Smith's supervisor, ECVC contract management and marketing director Ellen Jackson, said that he stood out during the selection process.
"Our mission is to help people with disabilities attain a higher quality of life through the achievement of their vocational goals,"
Jackson said. "Part of the reason why I chose Nate was that he said he wanted to make a difference through his internship. I thought he could do that here. Nate has had a big influence in our marketing department over the last three months and he's been able to help a lot of people in this position."
For Smith, his dedication to ECVC ties back into the acceptance he felt when he first joined the nonprofit in Charlotte.
"It's important to serve your community,"
Smith said. "I had a place where I felt that when I settled down in North Carolina. The workers at ECVC have that same connection thanks to the great work they do here. Having a chance to share that with others has been awesome.
"That's the best part about this internship program,"

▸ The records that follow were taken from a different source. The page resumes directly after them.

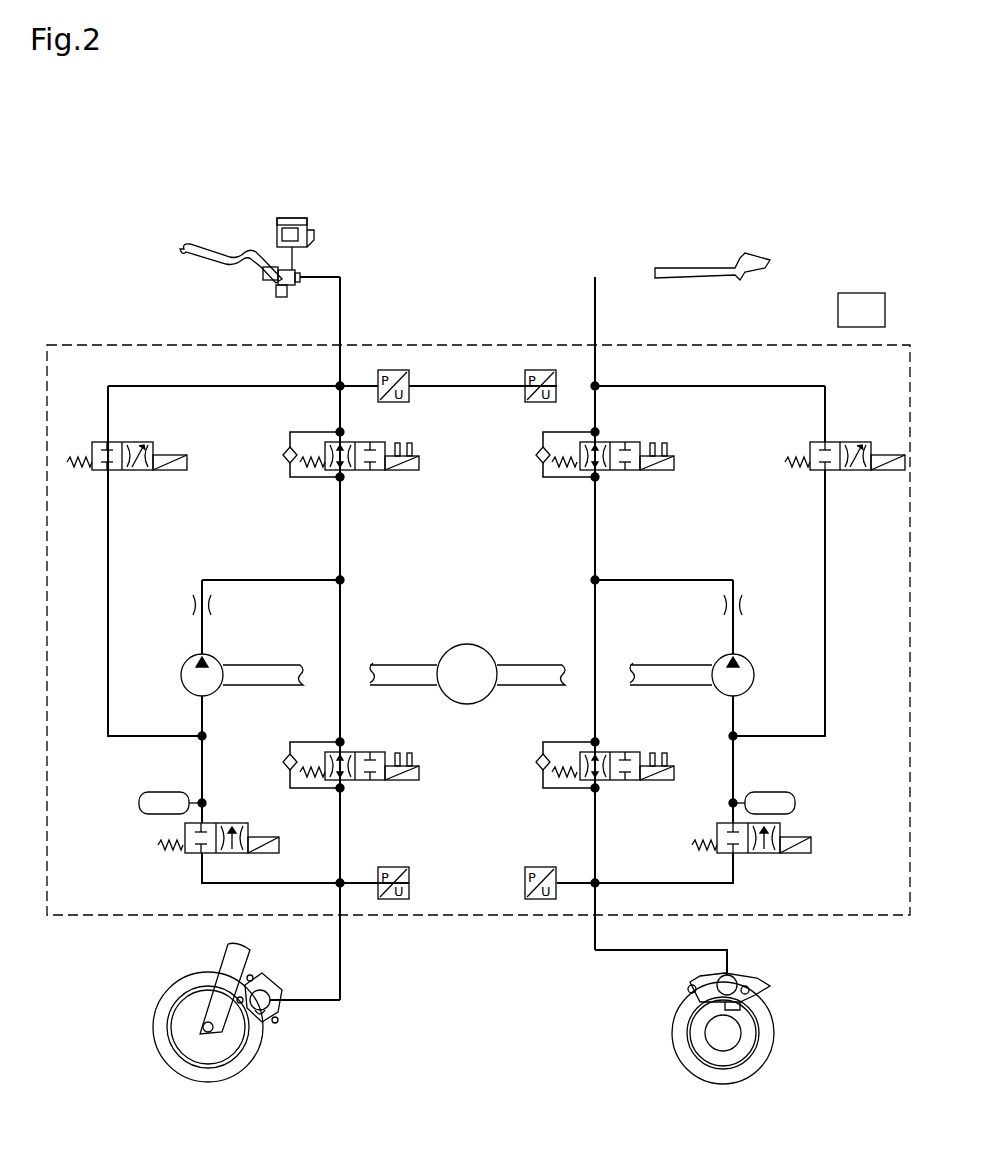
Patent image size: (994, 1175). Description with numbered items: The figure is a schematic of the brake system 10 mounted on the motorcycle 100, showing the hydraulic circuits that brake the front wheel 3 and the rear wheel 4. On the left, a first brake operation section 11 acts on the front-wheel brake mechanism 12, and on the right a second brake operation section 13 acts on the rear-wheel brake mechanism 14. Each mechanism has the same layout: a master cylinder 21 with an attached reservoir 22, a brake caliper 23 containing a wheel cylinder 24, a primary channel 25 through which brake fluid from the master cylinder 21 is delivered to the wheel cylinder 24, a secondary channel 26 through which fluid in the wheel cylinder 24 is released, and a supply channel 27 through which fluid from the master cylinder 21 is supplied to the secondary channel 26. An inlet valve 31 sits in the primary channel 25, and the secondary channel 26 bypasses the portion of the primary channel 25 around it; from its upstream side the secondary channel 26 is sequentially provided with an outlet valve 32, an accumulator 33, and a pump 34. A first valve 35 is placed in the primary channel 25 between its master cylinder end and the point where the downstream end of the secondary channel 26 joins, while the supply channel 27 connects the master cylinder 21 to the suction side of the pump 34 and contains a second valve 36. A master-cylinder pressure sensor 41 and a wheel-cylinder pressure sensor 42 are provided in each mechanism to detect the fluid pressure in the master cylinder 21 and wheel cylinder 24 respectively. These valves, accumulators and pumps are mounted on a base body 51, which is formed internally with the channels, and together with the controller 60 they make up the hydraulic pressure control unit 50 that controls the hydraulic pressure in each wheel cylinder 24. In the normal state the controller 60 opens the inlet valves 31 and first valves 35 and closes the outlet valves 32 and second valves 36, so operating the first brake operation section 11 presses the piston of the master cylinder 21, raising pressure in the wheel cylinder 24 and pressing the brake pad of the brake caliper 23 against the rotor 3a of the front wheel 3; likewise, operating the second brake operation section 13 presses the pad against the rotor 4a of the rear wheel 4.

The motorcycle 100 is at (852, 109).
The brake system 10 is at (145, 244).
The first brake operation section 11 is at (210, 255).
The front-wheel brake mechanism 12 is at (372, 168).
The second brake operation section 13 is at (745, 257).
The rear-wheel brake mechanism 14 is at (563, 168).
The master cylinder 21 is at (288, 288).
The reservoir 22 is at (287, 218).
The brake caliper 23 is at (263, 985).
The wheel cylinder 24 is at (280, 1010).
The primary channel 25 is at (340, 513).
The secondary channel 26 is at (265, 580).
The supply channel 27 is at (245, 387).
The inlet valve 31 is at (382, 781).
The outlet valve 32 is at (235, 822).
The accumulator 33 is at (161, 790).
The pump 34 is at (181, 672).
The first valve 35 is at (404, 471).
The second valve 36 is at (160, 471).
The master-cylinder pressure sensor 41 is at (409, 390).
The wheel-cylinder pressure sensor 42 is at (409, 886).
The hydraulic pressure control unit 50 is at (797, 262).
The base body 51 is at (78, 345).
The controller 60 is at (862, 286).
The front wheel 3 is at (234, 1054).
The rotor 3a is at (248, 1055).
The rear wheel 4 is at (695, 1073).
The rotor 4a is at (687, 1055).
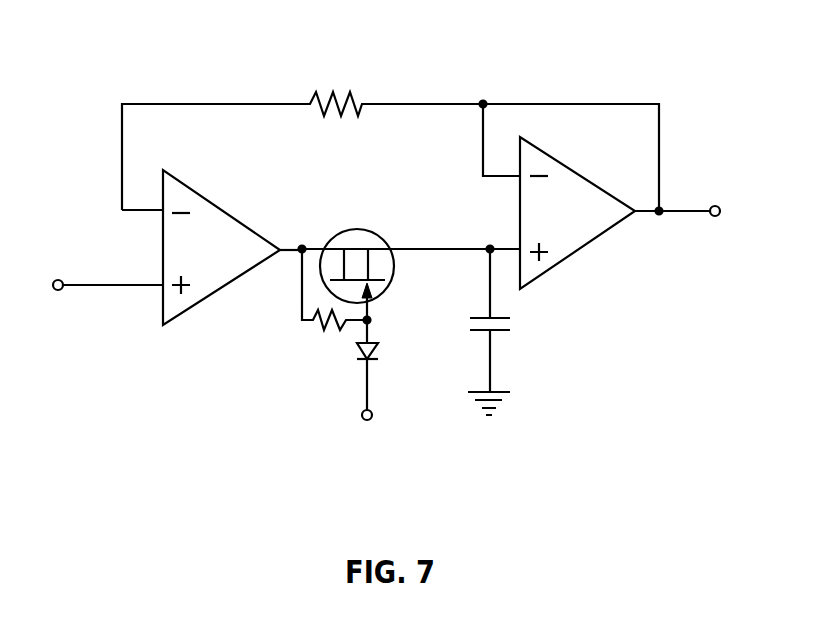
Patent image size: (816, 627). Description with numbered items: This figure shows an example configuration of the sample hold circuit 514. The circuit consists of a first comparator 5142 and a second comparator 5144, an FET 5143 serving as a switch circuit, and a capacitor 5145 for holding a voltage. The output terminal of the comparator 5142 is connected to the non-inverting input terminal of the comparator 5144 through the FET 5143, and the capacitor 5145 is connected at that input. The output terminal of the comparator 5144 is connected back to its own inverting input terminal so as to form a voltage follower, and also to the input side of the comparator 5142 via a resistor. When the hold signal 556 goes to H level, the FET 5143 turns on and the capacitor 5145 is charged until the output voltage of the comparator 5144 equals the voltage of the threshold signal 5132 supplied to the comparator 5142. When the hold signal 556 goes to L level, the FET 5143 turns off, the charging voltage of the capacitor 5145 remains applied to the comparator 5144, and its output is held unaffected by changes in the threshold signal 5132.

The sample hold circuit 514 is at (428, 86).
The threshold signal 5132 is at (112, 287).
The comparator 5142 is at (204, 299).
The FET 5143 is at (375, 229).
The comparator 5144 is at (582, 249).
The capacitor 5145 is at (504, 329).
The hold signal 556 is at (411, 395).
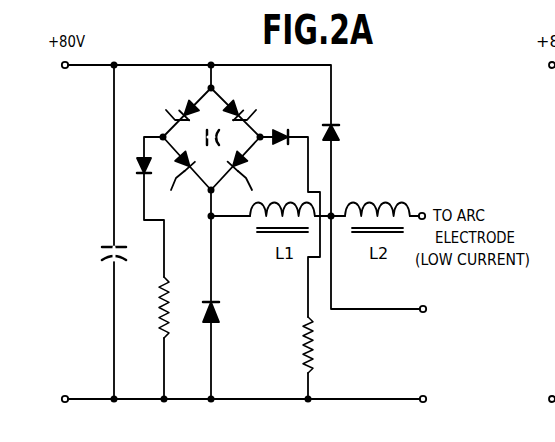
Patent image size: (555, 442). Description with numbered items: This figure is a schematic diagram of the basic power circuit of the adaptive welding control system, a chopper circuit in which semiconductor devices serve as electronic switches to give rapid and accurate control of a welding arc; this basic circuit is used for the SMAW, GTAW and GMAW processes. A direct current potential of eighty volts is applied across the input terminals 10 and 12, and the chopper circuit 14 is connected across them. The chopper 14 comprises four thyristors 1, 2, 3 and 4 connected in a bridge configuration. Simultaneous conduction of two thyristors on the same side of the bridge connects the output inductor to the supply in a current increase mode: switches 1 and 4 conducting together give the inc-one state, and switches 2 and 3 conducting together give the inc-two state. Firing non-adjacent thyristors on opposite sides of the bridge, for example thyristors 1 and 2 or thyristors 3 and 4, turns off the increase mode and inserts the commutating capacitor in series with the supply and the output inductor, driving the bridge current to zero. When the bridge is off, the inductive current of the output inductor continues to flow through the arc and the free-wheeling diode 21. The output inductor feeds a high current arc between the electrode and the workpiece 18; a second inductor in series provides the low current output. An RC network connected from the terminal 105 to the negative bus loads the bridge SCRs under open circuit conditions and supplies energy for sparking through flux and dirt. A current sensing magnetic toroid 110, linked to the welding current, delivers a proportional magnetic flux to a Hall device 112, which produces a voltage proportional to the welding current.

he said. "No matter where you're interning, there's some way for you to give back. This has been an impactful experience I'll remember for the rest of my life."
The SECU Public Fellows Internship program
at ECU connects the university and regional communities through projects that address community-identified priorities. Students are placed in government and nonprofit positions that allow them to develop leadership, analytical, problem solving, communication and project management skills.